As Ars Technica reports, these webcams show feeds from sensitive locations like schools, banks, marijuana plantations, labs and babies’ rooms.
Shodan members who pay the $49 monthly fee can search the full feed at images.shodan.io. A Vocative search of some of the most recently added images shows offices, school, porches and the interior of people’s homes like people sleeping in bedrooms and having some intimate time.
Accompanying each of these grabs is a pinned map that shows the location of the device capturing that footage. The site also offers free memberships that allow anyone to search through thousands of webcams.

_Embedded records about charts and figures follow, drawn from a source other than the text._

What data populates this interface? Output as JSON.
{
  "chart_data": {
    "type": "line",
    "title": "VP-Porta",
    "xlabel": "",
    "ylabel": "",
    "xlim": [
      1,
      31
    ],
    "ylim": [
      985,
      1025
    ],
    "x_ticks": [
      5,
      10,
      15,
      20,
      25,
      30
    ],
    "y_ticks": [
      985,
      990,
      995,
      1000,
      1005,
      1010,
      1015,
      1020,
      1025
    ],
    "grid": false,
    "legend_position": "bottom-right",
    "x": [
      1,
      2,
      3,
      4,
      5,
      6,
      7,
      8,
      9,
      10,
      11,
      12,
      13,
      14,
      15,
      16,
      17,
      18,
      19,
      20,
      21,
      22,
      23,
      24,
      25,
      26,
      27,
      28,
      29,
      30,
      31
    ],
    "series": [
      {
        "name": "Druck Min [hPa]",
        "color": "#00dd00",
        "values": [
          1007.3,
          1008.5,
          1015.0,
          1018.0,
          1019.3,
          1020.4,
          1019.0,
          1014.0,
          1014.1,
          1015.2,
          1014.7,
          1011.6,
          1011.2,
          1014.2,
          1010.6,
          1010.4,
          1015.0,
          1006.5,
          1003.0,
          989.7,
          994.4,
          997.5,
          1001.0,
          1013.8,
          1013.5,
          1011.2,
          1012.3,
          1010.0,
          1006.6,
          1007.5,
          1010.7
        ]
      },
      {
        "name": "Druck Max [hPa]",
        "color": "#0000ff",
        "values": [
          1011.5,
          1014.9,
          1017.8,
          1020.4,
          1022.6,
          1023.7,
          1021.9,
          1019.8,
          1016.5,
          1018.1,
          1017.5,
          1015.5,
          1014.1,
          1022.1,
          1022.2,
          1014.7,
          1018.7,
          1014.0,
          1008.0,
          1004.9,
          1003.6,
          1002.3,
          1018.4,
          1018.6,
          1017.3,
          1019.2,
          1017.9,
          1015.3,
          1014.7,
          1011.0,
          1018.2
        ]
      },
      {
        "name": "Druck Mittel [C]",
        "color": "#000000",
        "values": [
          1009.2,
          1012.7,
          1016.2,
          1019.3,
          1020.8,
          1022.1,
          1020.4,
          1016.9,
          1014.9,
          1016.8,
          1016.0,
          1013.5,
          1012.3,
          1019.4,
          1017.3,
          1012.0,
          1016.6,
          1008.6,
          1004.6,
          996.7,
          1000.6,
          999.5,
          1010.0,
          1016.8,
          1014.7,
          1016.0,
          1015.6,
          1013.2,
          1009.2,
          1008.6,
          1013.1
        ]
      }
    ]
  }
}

Most of these devices require a password to view the feed (Shodan users have written a few articles about the most-used passwords so that others can easily hack feeds), but unfortunately many people don’t set up password authentication on their devices.
Such cameras are easily accessed through Shodan, and many of them can even be controlled by Shodan users. So, burglars can take the help of the search engine as a reference point to start their day. And many devices can pave way for Ransomware.
What’s the solution then?
Nothing, but to reset the default passwords and use a combination of alpha-numeric special characters in the new password.
What if the concern is more?
Just stop connecting your devices to internet services and if possible use it in a private network.